S. exa. não duvidou affirmar aqui que foi o governo quem offereceu espantaneamente como caução os nossos rendimentos alfandegarios!
Se isto é verdade, ao menos não se diz, e o pratical-o seria um verdadeiro crime! (Apoiados.)
Permitia-me v. exa. e a camara a vaidade de lhe fazer esta indicação: que não mais se compare aqui a situação de uma nação com a situação de um individuo, que não mais se diga que é completamente indifferente para uma nação devedora garantir os seus creditos com a consignação de rendimentos especiaes! (Apoiados.) Não, para que alguem não presuma que ha quem, com sangue e coração portuguez, herdeiro dos que gloriosamente affirmaram na historia da humanidade a fina tempera dos seus brios, não reconheça o doloroso da affronta e não sinta nas faces o vergão da immerecida injuria.
Podiamos fazel-o violentados pela imposição de estranhos, avergando ao peso de pressões alheias, acorrentados por inconfessaveis violencias, podiamos fazel-o apesar de através de uma dolorissima crise termos cumprido honrada e lealmente os nossos compromissos; mas espontaneamente por nossa vontade, nunca! (Apoiados.) Era uma vergonha e uma infamia. Não póde nem deve ser verdadeira a extraordinaria declaração do illustre deputado, porque isso deshonraria, não só o governo, mas o paiz inteiro. (Apoiados.)
Não tenho que entrar na parte financeira do projecto, não só porque sou absolutamente incompetente no assumpto, mas tambem porque não me chamava para esse lado a argumentação do illustre deputado que me precedeu no debate, e muito menos o que a esse respeito se encontra no parecer do projecto em discussão.
Quanto se destaca singularmente d'este projecto o que ha dois dias ouvi ler n'esta casa e foi apresentado pelo sr. conde de Burnay, representante do governo no trabalho de sondagem que foi fazer aos nossos credores no estrangeiro!
Não sei eu se s. exa. quiz ou não fazer uma censura directa ao sr. ministro da fazenda, não sei! O que é certo é que o relatorio do seu projecto está tão repleto de cifras, de dados, de algarismos, que faz um contraste evidente com a proposta apresentada pelo governo, o tal projecto grave e serio submettido á nossa discussão! (Apoiados.)
Como podia eu entrar na discussão financeira d'este parecer tamanino, parecer que não contém uma unica cifra alem da data? (Apoiados.)
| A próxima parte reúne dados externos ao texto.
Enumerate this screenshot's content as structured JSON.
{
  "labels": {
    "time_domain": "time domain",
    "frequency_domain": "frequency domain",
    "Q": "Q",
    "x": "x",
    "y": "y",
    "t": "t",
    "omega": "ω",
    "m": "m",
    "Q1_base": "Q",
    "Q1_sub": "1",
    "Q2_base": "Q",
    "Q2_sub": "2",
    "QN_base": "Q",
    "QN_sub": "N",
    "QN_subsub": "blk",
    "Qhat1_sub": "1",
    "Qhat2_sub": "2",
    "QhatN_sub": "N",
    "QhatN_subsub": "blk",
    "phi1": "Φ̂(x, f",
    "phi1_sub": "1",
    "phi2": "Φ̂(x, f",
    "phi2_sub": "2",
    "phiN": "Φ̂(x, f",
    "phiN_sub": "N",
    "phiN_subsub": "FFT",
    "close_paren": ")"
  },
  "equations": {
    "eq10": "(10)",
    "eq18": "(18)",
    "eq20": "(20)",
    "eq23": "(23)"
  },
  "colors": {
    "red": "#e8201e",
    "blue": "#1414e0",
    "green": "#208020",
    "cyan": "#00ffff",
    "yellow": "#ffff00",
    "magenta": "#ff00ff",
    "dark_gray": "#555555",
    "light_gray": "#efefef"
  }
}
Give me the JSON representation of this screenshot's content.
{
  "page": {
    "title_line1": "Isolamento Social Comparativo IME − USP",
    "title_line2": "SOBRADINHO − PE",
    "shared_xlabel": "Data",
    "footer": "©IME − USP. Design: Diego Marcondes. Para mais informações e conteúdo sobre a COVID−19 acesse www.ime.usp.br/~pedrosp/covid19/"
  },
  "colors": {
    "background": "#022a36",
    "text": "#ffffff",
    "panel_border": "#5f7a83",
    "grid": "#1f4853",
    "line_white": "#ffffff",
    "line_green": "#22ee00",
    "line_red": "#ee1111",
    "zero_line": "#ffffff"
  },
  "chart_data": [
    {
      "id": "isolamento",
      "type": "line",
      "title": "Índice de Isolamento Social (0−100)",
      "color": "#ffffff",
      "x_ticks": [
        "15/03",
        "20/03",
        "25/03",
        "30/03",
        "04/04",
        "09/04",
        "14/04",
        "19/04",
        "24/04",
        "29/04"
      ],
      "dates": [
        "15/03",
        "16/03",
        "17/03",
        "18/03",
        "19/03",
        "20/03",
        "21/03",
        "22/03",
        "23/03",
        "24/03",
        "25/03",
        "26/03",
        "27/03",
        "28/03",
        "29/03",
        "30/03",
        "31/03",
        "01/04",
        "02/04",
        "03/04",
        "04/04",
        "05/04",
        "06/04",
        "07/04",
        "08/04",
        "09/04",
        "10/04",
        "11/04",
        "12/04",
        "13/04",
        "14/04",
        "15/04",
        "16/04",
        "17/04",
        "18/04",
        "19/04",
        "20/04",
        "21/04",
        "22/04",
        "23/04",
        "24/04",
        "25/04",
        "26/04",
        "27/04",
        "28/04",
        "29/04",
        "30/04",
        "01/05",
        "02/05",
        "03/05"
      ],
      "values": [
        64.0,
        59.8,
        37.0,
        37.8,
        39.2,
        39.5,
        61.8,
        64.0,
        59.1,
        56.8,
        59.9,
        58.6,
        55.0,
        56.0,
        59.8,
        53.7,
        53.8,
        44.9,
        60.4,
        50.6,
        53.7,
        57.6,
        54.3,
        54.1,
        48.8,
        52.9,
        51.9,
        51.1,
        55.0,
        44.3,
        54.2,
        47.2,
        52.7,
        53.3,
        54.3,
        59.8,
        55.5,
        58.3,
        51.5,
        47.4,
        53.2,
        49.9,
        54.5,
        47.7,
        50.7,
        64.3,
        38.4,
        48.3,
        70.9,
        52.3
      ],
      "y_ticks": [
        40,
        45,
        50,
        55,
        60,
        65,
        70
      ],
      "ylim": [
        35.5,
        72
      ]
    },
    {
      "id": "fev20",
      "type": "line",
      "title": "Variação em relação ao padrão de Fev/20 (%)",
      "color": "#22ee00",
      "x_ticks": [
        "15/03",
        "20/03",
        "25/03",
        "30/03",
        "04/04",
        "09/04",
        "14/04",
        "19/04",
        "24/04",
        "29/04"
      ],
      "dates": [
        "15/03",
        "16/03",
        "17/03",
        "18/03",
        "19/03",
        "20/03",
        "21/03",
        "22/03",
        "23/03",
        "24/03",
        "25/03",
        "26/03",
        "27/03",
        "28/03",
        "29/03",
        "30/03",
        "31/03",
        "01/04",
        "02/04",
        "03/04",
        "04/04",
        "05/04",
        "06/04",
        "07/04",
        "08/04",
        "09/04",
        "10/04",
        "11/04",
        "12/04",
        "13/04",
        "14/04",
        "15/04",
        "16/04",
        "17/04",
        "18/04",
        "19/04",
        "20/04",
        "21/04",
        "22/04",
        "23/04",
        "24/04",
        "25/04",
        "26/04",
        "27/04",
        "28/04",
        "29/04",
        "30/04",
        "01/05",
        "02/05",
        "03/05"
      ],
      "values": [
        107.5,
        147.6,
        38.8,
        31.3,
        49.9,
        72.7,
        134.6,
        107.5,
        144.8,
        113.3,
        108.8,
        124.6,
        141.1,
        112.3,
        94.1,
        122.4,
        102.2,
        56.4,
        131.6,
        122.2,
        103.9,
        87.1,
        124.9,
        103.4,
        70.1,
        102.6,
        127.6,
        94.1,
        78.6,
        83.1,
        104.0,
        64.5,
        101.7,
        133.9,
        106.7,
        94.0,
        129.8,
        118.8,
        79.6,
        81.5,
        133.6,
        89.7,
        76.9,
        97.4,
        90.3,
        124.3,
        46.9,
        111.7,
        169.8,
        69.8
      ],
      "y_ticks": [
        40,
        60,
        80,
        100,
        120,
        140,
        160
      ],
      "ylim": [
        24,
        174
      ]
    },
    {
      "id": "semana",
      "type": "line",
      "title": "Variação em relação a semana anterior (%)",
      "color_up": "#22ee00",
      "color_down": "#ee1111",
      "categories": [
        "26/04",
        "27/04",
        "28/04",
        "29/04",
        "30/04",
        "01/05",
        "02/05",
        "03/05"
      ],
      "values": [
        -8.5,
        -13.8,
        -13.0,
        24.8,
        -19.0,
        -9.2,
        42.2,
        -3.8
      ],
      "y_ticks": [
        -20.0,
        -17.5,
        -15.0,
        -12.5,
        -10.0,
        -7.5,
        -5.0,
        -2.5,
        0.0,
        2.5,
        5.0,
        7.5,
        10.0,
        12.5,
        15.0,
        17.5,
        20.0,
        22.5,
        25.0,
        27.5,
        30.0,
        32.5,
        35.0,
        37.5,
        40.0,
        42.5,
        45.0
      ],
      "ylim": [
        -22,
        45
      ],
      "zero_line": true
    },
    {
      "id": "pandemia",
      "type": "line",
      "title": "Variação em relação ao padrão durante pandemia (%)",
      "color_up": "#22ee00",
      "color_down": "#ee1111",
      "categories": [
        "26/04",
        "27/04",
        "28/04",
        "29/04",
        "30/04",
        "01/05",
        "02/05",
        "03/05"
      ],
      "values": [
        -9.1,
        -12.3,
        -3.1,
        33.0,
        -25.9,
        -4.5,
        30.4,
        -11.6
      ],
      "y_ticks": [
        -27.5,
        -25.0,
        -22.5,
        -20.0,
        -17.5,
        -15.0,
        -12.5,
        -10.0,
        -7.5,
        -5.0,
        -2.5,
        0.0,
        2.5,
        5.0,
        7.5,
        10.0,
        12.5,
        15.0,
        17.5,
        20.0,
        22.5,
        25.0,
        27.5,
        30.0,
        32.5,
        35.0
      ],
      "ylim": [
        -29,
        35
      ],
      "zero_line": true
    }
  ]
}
Eu não quero abusar por mais tempo da paciencia da camara, nem retardar-lhe o prazer de ver encerrada a discussão do artigo l.º Não quero suspender por mais tempo as iras do apagador. (Riso.) Devo, porém, dizer convicta e sinceramente a v. exa. que eu entendo que este projecto não consegue cimentar solidamente a obra da nossa regeneração financeira, apagar para, sempre os vestigios dos nossos desatinos e loucuras passadas, e quando muito poderá apenas alongar e protelar, como balão de não em labios de moribundo, a agonia estertorosa da nação.
Tenho dito.
Vozes: - Muito bem.
(O orador foi cumprimentado.)
O sr. Frederico Laranjo: - Mando para a mesa o seguinte
Requerimento
Requeiro a v. exa. que consulte a camara sobre se julga sufficientemente discutida a materia do artigo 1.° do projecto em discussão e os seus paragraphos = O deputado, José Frederico Laranjo.
Foi approvado.
O sr. Dantas Baracho: - Mando para a mesa o seguinte
Requerimento
Requeiro que v. exa. se digne ler a inscripção dos srs. deputados que tinham pedido a palavra. = S. Baracho.
O sr. Presidente: - Estavam ainda inscriptos contra o projecto os srs. Cabral Moncada, Avellar Machado, Guimarães, Luiz Osorio e Marianno de Carvalho; e a favor os srs. conde de Burnay e Elvino de Brito.
Agora peço a attenção da camara. Es tão na mesa tres moções de ordem, a proposta de questão previa apresentada pelo sr. Dantas Baracho e a proposta de substituição apresentada pelo sr. conde de Burnay. Segundo a declaração do sr. relator do projecto, as propostas enviadas para a mesa, incluindo as do sr. Dias Ferreira e conde de Burnay, vão á commissão para ahi serem apreciadas; assim o ficou entendendo a camara, e creio que assim o resolveu. N'estas condições julgo approvado que a proposta do sr. conde de Burnay, como todas as outras, vão á commissão sem prejuizo da votação dos artigos a que respeitam.
Agora vou submetter á votação da camara a proposta da questão previa.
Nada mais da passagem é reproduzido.